Damals wusste ich noch nicht, wo mich dieser Weg hinführen würde. Es war völliges Neuland für mich, mit Menschen über ein ganzes Wochenende oder gar mehrere Tage in der Einzelarbeit zu sein.
Mein damaliger Lebensgefährte hatte bereits Erfahrung in der Prozessarbeit und ich habe in dieser Zeit viel von ihm gelernt. Unsere Verbindung und Zusammenarbeit bestand darin, dass er aus dem Bereich Coaching und ich aus dem Bereich Heilkunst arbeitete.

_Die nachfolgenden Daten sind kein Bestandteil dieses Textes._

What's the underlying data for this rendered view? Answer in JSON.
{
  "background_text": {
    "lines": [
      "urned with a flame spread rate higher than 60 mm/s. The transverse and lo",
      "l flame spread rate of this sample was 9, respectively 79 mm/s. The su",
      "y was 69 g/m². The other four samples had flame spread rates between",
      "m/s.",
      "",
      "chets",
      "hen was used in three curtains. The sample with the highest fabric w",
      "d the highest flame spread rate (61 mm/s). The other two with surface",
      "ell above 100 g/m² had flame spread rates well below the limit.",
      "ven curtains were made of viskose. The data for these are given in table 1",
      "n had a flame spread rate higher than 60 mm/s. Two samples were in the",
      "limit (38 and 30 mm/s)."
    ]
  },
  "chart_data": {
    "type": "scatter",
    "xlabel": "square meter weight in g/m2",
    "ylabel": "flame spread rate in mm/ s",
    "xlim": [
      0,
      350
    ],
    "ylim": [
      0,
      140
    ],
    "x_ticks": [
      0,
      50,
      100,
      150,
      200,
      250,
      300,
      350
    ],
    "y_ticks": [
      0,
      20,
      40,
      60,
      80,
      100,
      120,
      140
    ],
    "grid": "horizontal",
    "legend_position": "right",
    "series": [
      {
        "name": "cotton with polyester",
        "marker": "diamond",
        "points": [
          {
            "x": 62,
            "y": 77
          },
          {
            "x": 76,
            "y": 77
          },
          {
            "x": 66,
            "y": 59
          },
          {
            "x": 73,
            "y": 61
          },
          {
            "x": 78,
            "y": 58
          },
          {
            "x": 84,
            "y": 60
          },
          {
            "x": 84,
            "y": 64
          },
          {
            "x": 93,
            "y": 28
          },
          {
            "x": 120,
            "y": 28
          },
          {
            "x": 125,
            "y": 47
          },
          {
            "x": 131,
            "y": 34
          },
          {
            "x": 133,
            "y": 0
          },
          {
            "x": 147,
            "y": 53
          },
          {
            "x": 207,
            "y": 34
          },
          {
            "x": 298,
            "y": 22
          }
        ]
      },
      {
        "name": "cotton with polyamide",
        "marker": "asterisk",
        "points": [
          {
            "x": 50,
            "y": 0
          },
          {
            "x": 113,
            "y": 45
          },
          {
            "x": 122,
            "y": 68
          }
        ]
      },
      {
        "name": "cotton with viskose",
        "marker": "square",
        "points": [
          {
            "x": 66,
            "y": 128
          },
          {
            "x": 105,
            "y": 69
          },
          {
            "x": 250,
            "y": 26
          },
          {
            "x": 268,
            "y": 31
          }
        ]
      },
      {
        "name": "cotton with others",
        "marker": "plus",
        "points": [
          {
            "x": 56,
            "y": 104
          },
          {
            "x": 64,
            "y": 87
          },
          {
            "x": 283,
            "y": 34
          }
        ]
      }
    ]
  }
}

Immer wieder fand ich mich in Momenten wieder, in denen ich keinen Plan und keine Orientierung hatte, teilweise nicht einmal eine Beschreibung für das, was ich da gerade tat.
Das große Geschenk dieser Zeit war die Erfahrung, Hilfe und Führung außerhalb meiner eigenen Vorstellungskraft zu finden und zuzulassen. Jedes Mal, wenn meine Verzweiflung am größten war und ich innerlich kapitulierte, mir schon ausmalte, dass meine Klienten nun ihr Geld zurückfordern würden und ich zu meinem früheren Beruf als Krankenschwester zurückkehren müsse, da tauchte plötzlich eine Idee, ein Gedanke in mir auf. Wenn ich diesen Impulsen folgte, kam plötzlich Bewegung in den Prozess und die Klienten konnten in dem Moment Heilung und Lösung erfahren.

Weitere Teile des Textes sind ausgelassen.